TJ-SC - Apelação Cível AC 614487 SC 2008.061448-7 (TJ-SC)

Data de publicação: 24/11/2009

Ementa: UNIFORMIZAÇÃO DE JURISPRUDÊNCIA. ADMINISTRATIVO. DESAPROPRIAÇÃO DIRETA E INDIRETA. JUROS COMPENSATÓRIOS. TERMO INICIAL E FORMA DE CÁLCULO. Nos termos do verbete sumular 69 do Superior Tribunal de Justiça, "na desapropriação direta, os juros compensatórios são devidos desde a antecipada imissão na posse e, na desapropriação indireta, a partir da efetiva ocupação do imóvel". De acordo com as súmulas 113 e 114 do mesmo Tribunal, esses juros devem ser calculados sobre o valor da indenização, corrigido monetariamente. Considerando que os juros compensatórios "destinam-se a compensar o que o desapropriado deixou de ganhar com a perda antecipada do imóvel, ressarcir o impedimento do uso e gozo econômico do bem, ou o que deixou de lucrar" (Ministro Luiz Fux), ainda que a avaliação judicial leve em conta o preço de mercado atual, não se pode retirar do proprietário o direito de ver compensada a perda da posse.

STJ - EMBARGOS DE DIVERGÊNCIA EM RECURSO ESPECIAL EREsp 506226 DF 2003/0206783-8 (STJ)

Data de publicação: 05/06/2013

Ementa: ADMINISTRATIVO E PROCESSUAL CIVIL. INTERVENÇÃO DO MINISTÉRIO PÚBLICO. DESAPROPRIAÇÃO INDIRETA. DIVERGÊNCIA DEMONSTRADA. INTERESSE PÚBLICO. AUSÊNCIA DE OBRIGATORIEDADE. 1. A ação de desapropriação indireta tem conteúdo patrimonial que a vincula ao chamado interesse público secundário, cuja titularidade é atribuída à Fazenda Pública, devidamente representada em juízo por seus órgãos de procuratura judicial.
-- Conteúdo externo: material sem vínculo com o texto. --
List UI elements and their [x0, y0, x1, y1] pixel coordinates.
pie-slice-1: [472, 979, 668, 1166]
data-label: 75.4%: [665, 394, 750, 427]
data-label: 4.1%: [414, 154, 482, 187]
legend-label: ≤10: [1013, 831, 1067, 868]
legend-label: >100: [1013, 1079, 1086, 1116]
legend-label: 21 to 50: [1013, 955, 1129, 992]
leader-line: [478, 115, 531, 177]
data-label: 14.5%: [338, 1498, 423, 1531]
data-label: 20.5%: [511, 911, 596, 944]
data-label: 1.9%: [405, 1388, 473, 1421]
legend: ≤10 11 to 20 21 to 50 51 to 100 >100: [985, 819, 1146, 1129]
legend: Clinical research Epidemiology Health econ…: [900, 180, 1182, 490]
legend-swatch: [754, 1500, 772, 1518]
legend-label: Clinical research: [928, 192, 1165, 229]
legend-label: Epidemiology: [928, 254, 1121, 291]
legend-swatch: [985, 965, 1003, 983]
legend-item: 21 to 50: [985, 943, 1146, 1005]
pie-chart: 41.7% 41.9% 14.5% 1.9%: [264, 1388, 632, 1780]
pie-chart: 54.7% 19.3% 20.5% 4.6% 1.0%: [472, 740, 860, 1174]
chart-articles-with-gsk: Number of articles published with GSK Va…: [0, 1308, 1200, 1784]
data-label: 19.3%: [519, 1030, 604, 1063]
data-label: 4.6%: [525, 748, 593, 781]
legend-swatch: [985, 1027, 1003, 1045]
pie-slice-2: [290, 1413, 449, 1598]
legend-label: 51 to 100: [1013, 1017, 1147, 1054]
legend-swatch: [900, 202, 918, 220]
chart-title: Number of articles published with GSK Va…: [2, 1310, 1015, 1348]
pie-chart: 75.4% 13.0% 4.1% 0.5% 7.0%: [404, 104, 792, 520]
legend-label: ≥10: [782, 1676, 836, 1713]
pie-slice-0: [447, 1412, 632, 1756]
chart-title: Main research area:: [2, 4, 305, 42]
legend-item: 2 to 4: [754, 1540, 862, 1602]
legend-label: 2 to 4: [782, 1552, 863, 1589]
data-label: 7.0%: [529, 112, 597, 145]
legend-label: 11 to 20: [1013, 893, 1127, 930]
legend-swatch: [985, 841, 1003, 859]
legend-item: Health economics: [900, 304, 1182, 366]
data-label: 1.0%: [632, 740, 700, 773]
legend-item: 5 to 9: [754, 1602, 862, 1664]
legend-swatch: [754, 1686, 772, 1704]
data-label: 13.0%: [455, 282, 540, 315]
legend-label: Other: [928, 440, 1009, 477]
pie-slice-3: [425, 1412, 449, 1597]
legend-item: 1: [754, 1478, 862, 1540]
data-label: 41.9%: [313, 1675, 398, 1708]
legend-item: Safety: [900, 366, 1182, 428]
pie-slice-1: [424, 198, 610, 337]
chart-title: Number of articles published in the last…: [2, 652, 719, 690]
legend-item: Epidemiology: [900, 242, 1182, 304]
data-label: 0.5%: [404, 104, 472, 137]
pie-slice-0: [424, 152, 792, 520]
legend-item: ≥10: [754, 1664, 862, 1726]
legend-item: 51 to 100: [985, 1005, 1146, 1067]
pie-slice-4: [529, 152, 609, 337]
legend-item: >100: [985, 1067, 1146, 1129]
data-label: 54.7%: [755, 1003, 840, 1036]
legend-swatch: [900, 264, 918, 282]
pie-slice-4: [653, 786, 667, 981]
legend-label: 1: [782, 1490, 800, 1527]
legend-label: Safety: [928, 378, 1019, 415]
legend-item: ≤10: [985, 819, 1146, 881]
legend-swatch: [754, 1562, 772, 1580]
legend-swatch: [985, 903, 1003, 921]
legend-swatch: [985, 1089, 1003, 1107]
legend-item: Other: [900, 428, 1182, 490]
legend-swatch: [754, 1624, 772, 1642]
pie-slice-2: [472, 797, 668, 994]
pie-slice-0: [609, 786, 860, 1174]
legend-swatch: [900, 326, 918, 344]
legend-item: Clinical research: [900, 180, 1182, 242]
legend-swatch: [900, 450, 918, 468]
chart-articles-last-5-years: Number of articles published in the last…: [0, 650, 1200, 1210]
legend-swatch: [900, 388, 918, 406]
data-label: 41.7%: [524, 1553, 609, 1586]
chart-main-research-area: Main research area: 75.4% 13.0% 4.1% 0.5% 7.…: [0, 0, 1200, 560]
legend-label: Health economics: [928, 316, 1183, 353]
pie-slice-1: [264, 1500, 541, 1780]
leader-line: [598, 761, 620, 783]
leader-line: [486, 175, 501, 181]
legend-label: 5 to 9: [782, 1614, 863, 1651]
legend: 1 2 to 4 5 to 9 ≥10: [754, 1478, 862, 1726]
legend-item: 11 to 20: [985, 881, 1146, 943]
Ao Ministério Público, em regra, cabe a defesa do interesse público primário (art. 82 , inciso III , do CPC ). 2. A natureza patrimonial da ação, especialmente ligada a interesses econômicos, implica que a não intervenção do Ministério Público é insusceptível de anular todo o processo sob esse exclusivo fundamento. 3. "O princípio do art. 82 , III , do Código de Processo Civil não acarreta a presença do Ministério Público pelo só fato de haver interesse patrimonial da fazenda pública, que dispõe de defensor próprio e e protegida pelo duplo grau de jurisdição. Se quisesse abranger as causas dessa natureza, o legislador processual o teria mencionado expressamente, tal a amplitude da ocorrência." (RE 86.328/PR, Relator Min. Decio Miranda, RTJ 98-1). Precedentes do STJ e do STF. 4. Em regra, a ação de desapropriação direta ou indireta não pressupõe automática intervenção do Parquet, exceto quando envolver, frontal ou reflexamente, proteção ao meio ambiente, interesse urbanístico ou improbidade administrativa. Embargos de divergência providos.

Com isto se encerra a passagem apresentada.